When issuing its rule in 2024, DOL officials stated the agency was making the modifications so the standard was more consistent with the law as interpreted by the courts since the inception of the FLSA. They also indicated the new rule was designed to combat the deliberate misclassification of employees as independent contractors and it would not result in widespread reclassification of workers who were properly classified.
NRCA advises companies to consult legal counsel to ensure all operations comply with applicable legal standards
In May 2025, the incoming Trump administration announced it would pull back on enforcement of the 2024 final rule while it re-examined the issue for potential modification. Despite this shift in emphasis on enforcement within the agency, the 2024 rule remains in effect for purposes of private litigation regarding the status of independent contractors.
The 2026 rule
The new proposed rule discards the criteria of the 2024 rule and replaces it with what is often referred to as an “economic realities” test that places the greatest emphasis for determining independent contractor status on two primary factors: employers’ level of control of the work being performed and the opportunity for independent contractors’ profit or loss in a given arrangement.
In addition, the 2026 regulation would allow for three secondary factors to be considered but in a manner that carries less weight within the analysis when compared with the primary factors, which are the amount of specialized skill required to complete the work, the degree of permanence in the relationship between the employer and worker, and whether the work being performed involves an integrated unit of production.
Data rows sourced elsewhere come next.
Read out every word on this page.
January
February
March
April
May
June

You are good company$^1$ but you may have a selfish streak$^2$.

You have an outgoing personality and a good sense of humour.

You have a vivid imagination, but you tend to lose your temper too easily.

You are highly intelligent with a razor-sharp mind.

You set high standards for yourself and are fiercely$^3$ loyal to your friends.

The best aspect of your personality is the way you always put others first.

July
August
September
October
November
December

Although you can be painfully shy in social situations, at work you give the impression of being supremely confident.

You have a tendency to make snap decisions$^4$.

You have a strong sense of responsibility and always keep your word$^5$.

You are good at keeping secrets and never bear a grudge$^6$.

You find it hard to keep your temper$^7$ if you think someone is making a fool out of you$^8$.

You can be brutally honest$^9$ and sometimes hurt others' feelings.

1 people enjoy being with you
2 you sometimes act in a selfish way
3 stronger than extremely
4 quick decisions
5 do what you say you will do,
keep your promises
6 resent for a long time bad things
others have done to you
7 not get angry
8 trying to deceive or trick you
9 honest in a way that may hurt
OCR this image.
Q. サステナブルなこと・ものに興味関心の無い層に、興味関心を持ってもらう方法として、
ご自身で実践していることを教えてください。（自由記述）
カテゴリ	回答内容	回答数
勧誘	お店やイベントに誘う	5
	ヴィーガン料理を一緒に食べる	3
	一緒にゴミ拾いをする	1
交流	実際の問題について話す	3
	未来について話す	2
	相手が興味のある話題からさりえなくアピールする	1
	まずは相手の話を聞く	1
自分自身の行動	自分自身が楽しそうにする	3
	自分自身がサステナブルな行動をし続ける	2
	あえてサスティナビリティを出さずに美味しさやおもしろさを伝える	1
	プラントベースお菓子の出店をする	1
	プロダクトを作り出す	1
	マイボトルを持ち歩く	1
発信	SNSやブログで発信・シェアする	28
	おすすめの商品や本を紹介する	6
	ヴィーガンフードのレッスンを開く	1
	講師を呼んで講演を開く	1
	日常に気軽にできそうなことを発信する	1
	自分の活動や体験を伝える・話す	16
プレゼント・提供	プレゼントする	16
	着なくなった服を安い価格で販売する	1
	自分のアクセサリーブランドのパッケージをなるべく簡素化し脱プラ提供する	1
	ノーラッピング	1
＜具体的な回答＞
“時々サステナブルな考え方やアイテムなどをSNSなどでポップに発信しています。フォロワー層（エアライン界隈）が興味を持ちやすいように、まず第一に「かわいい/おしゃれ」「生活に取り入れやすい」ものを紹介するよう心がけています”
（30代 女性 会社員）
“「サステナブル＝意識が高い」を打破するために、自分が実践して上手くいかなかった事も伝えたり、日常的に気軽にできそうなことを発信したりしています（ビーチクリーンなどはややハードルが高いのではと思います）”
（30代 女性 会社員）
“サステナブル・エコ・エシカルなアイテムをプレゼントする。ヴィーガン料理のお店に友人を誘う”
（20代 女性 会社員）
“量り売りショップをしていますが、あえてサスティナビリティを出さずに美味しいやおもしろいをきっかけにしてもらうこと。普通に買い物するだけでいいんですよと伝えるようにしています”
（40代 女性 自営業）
Trump administration officials and private-sector proponents of this version of the standard argue the two primary factors in the economic realities test have been the dominant factors used by the courts in litigation regarding independent contractors in recent years and, therefore, gives employers and workers greater certainty and more consistent determinations.
NRCA members have stressed the need to maintain clarity and consistency in the rules to preserve the independent contractor model as an option. NRCA members also recognize the need for strong safeguards to prevent unintended or deliberate misclassification of workers who otherwise should be classified as employees.
Be mindful
Roofing contractors should be aware the 2024 standard remains on the books until the 2026 proposed rule is finalized with publication in the Federal Register, which is likely later this year or early 2027. But given it is virtually certain the proposed rule will eventually be adopted largely in its current form, employers should anticipate the new standard and what that means for their businesses going forward.
Given the complex analysis of factors that determine independent contractor status and constant shifting of the criteria under successive presidential administrations, NRCA advises companies to consult legal counsel to ensure all operations comply with applicable legal standards. Additionally, some states have their own rules that apply to various types of employment arrangements and must be considered in conjunction with the federal standard.
NRCA will continue working in support of a fair, consistent independent contractor standard and will keep members informed of relevant developments.
DUANE L. MUSSER
Vice president of government relations in Washington, D.C.